Acórdão nº 0814/02 de Supremo Tribunal Administrativo (Portugal), 09 de Outubro de 2002

Magistrado ResponsávelANTÓNIO PIMPÃO
Data da Resolução09 de Outubro de 2002
EmissorSupremo Tribunal Administrativo (Portugal)

Acordam, em conferência, na 2ª Secção do Supremo Tribunal Administrativo: * 1. A..., S.A ., recorre da sentença que, no Tribunal Tributário de 1ª Instância de Lisboa, 2º Juízo, 1ª Secção, julgou extemporânea e por isso improcedente a impugnação do acto tributário da liquidação de emolumentos registrais, no montante de 15.354.941$00.

Alegou formulando as seguintes conclusões: A - Devem as presentes alegações ser admitidas, por tempestivas, nos termos dos artigos 282º, n.º 3 do CPPT e 145º, n.º 5 do CPC; B - A recorrente, convicta da razão que lhe assiste, de forma alguma pode concordar com a sentença que julgou improcedente, por extemporaneidade, a impugnação de acto tributário de liquidação de emolumentos registrais.

C - Pois, o referido acto tributário de liquidação de emolumentos é contrário ao direito comunitário, nomeadamente ao artigo 10º da Directiva 69/335 do Conselho.

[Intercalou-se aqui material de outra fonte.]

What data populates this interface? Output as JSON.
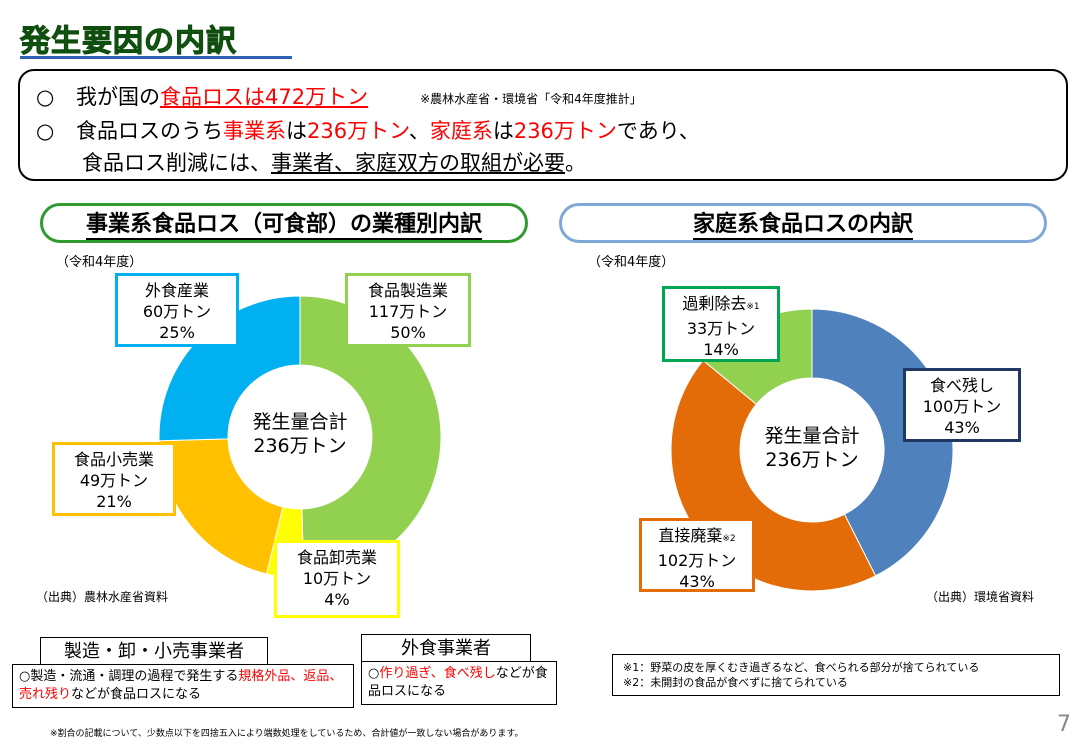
{
  "title": "発生要因の内訳",
  "summary": {
    "bullet": "○",
    "line1": {
      "prefix": "我が国の",
      "highlight": "食品ロスは472万トン",
      "note": "※農林水産省・環境省「令和4年度推計」"
    },
    "line2": {
      "p1": "食品ロスのうち",
      "r1": "事業系",
      "p2": "は",
      "r2": "236万トン",
      "p3": "、",
      "r3": "家庭系",
      "p4": "は",
      "r4": "236万トン",
      "p5": "であり、"
    },
    "line3": {
      "p1": "食品ロス削減には、",
      "u1": "事業者、家庭双方の取組が必要",
      "p2": "。"
    }
  },
  "business": {
    "header": "事業系食品ロス（可食部）の業種別内訳",
    "year": "（令和4年度）",
    "center_line1": "発生量合計",
    "center_line2": "236万トン",
    "source": "（出典）農林水産省資料",
    "labels": [
      {
        "name": "食品製造業",
        "amount": "117万トン",
        "pct": "50%"
      },
      {
        "name": "食品卸売業",
        "amount": "10万トン",
        "pct": "4%"
      },
      {
        "name": "食品小売業",
        "amount": "49万トン",
        "pct": "21%"
      },
      {
        "name": "外食産業",
        "amount": "60万トン",
        "pct": "25%"
      }
    ]
  },
  "household": {
    "header": "家庭系食品ロスの内訳",
    "year": "（令和4年度）",
    "center_line1": "発生量合計",
    "center_line2": "236万トン",
    "source": "（出典）環境省資料",
    "labels": [
      {
        "name": "食べ残し",
        "mark": "",
        "amount": "100万トン",
        "pct": "43%"
      },
      {
        "name": "直接廃棄",
        "mark": "※2",
        "amount": "102万トン",
        "pct": "43%"
      },
      {
        "name": "過剰除去",
        "mark": "※1",
        "amount": "33万トン",
        "pct": "14%"
      }
    ]
  },
  "chart_data": [
    {
      "type": "pie",
      "title": "事業系食品ロス（可食部）の業種別内訳",
      "subtitle": "（令和4年度）",
      "center_text": [
        "発生量合計",
        "236万トン"
      ],
      "categories": [
        "食品製造業",
        "食品卸売業",
        "食品小売業",
        "外食産業"
      ],
      "values": [
        117,
        10,
        49,
        60
      ],
      "percentages": [
        50,
        4,
        21,
        25
      ],
      "unit": "万トン",
      "colors": [
        "#92d050",
        "#ffff00",
        "#ffc000",
        "#00b0f0"
      ],
      "box_colors": [
        "#92d050",
        "#ffff00",
        "#ffc000",
        "#00b0f0"
      ]
    },
    {
      "type": "pie",
      "title": "家庭系食品ロスの内訳",
      "subtitle": "（令和4年度）",
      "center_text": [
        "発生量合計",
        "236万トン"
      ],
      "categories": [
        "食べ残し",
        "直接廃棄",
        "過剰除去"
      ],
      "values": [
        100,
        102,
        33
      ],
      "percentages": [
        43,
        43,
        14
      ],
      "unit": "万トン",
      "colors": [
        "#4f81bd",
        "#e36c09",
        "#92d050"
      ],
      "box_colors": [
        "#1f3864",
        "#e36c09",
        "#00a651"
      ]
    }
  ],
  "bottom": {
    "manufacturing_tab": "製造・卸・小売事業者",
    "manufacturing_desc": {
      "p1": "○製造・流通・調理の過程で発生する",
      "r1": "規格外品、返品、売れ残り",
      "p2": "などが食品ロスになる"
    },
    "restaurant_tab": "外食事業者",
    "restaurant_desc": {
      "p1": "○",
      "r1": "作り過ぎ、食べ残し",
      "p2": "などが食品ロスになる"
    },
    "notes": [
      "※1：野菜の皮を厚くむき過ぎるなど、食べられる部分が捨てられている",
      "※2：未開封の食品が食べずに捨てられている"
    ],
    "footnote": "※割合の記載について、少数点以下を四捨五入により端数処理をしているため、合計値が一致しない場合があります。",
    "page_number": "7"
  }
}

D - É incontestável que o Estado Português, ao arrepio do disposto no artigo 249º CE, não transpôs para a ordem jurídica interna o citado normativo comunitário.

E - Este comportamento, violador do citado artigo 249º CE, não permite que os cidadãos nacionais conheçam o verdadeiro alcance dos seus direitos.

F - Ora, é jurisprudência constante do Tribunal de Justiça das Comunidades Europeias (TJCE), que enquanto o Estado-membro não transpuser uma Directiva, as normas nacionais relativas a prazos são inaplicáveis.

G - Este entendimento funda-se na concepção do primado do direito comunitário, concebido no caso ..., de 9 de Março de 1978.

H - No seguimento deste caso, formou-se a convicção que o juiz nacional deve interpretar o direito à luz do texto e finalidade da Directiva, cfr., Acórdão proferido no âmbito do caso ..., de 13 de Novembro de 1990.

I - Como culminar desta sequência jurisprudencial, no caso ..., de 16 de Junho de 1990, estabeleceu-se o afastamento da norma processual interna quando esta impeça ou dificulte a eficácia dos direitos estabelecidos e reconhecidos à luz do direito comunitário.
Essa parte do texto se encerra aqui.